To investigate the issue, Dr Macreadie and his colleagues sampled soil in the areas where the seagrass had been lost and compared it to nearby pristine areas where there had been no loss.

When the researchers dated the sediments they found the sediments were between 1,300 to 3,000 years old.

"About 1,000 years' worth of carbon that had been sequestered had been released and lost as a result of that disturbance," Dr Macreadie said.

He said the findings had implications for the large amounts of seagrass being lost due to coastal development.

"We know that about 50 per cent of the world's seagrasses have disappeared since the 1990s," Dr Macreadie said.
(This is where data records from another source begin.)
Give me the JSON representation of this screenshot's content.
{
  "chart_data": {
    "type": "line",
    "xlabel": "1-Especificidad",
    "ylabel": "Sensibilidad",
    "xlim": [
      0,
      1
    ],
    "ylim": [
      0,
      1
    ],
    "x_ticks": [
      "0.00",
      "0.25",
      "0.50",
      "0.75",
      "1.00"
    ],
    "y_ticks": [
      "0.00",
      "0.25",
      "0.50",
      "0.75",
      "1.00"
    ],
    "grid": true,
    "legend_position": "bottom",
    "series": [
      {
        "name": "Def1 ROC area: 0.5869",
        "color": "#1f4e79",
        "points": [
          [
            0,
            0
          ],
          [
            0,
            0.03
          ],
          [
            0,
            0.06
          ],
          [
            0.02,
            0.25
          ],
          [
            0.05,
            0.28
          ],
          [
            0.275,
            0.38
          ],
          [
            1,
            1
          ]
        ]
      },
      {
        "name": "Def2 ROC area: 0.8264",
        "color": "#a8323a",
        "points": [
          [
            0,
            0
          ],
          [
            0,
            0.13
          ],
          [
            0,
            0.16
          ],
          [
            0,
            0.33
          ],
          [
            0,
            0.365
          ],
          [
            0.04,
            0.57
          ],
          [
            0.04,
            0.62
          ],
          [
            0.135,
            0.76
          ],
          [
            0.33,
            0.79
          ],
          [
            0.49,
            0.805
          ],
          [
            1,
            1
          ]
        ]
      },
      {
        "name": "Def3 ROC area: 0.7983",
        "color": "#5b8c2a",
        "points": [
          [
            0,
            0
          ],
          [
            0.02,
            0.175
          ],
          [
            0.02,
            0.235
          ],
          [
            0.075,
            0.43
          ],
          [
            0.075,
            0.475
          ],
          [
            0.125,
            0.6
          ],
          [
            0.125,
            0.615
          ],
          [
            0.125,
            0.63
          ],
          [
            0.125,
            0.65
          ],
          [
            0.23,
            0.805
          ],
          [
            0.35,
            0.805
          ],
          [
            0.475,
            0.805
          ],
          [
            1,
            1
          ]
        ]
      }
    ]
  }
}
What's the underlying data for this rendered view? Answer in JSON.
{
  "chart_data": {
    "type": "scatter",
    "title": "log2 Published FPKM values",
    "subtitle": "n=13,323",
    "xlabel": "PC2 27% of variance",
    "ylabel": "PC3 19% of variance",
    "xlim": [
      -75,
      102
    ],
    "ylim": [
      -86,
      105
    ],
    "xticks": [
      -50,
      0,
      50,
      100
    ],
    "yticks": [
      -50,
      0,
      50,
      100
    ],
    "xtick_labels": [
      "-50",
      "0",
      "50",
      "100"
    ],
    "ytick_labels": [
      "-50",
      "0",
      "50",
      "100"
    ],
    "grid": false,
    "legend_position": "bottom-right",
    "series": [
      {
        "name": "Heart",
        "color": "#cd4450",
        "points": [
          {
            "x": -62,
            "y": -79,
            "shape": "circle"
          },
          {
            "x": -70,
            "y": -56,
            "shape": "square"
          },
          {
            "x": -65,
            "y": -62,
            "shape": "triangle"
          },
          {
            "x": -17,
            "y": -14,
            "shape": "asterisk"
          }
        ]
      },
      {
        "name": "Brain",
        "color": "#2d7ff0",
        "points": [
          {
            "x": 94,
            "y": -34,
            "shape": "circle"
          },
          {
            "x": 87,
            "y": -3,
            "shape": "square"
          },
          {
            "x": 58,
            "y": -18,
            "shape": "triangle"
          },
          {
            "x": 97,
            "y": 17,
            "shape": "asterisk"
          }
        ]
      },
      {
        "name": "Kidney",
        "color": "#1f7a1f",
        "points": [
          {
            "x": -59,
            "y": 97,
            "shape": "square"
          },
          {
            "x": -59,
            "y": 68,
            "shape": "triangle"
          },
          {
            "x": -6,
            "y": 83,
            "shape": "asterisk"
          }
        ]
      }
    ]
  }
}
"That's about two football fields of seagrass per hour."

"If our findings are common throughout the rest of the world ... then we're talking about a hell of a lot of carbon that's being released."

How meadows capture carbon

The carbon in the soil of seagrass meadows comes not only from dead seagrass, but also from a host of other life forms such as plankton, as well as sediment from land, all of which are filtered out of the water by the seagrass.

In fact, said Dr Macreadie, previous research has shown, on average globally, about 50 per cent of carbon in seagrass beds comes from the land.

It is believed carbon is able to collect underneath seagrass meadows because of the anoxic environment they create, which prevents aerobic microbes from breaking down the carbon.

In support of this, Dr Macreadie and colleagues also found the microbes in the soil of the Jervis Bay seagrass meadows were different where disturbance had occurred.

"We saw that in the disturbed areas there were much higher abundances of microbes that have the capacity to eat the carbon and break it down," Dr Macreadie said.

There has been growing awareness over the past five years of the importance of seagrasses, salt marshes and mangroves to the carbon cycle.

"They occupy less than 1 per cent of the sea floor but they sequester more than half of the carbon in the ocean, maybe as much as 70 per cent," Dr Macreadie said.

He said the findings suggest protection and replanting of seagrass meadows could prove to be an important strategy to offset carbon emissions.

While the IPCC is yet to officially include seagrass meadows in carbon accounts, he said the Australian Government was making moves to do so.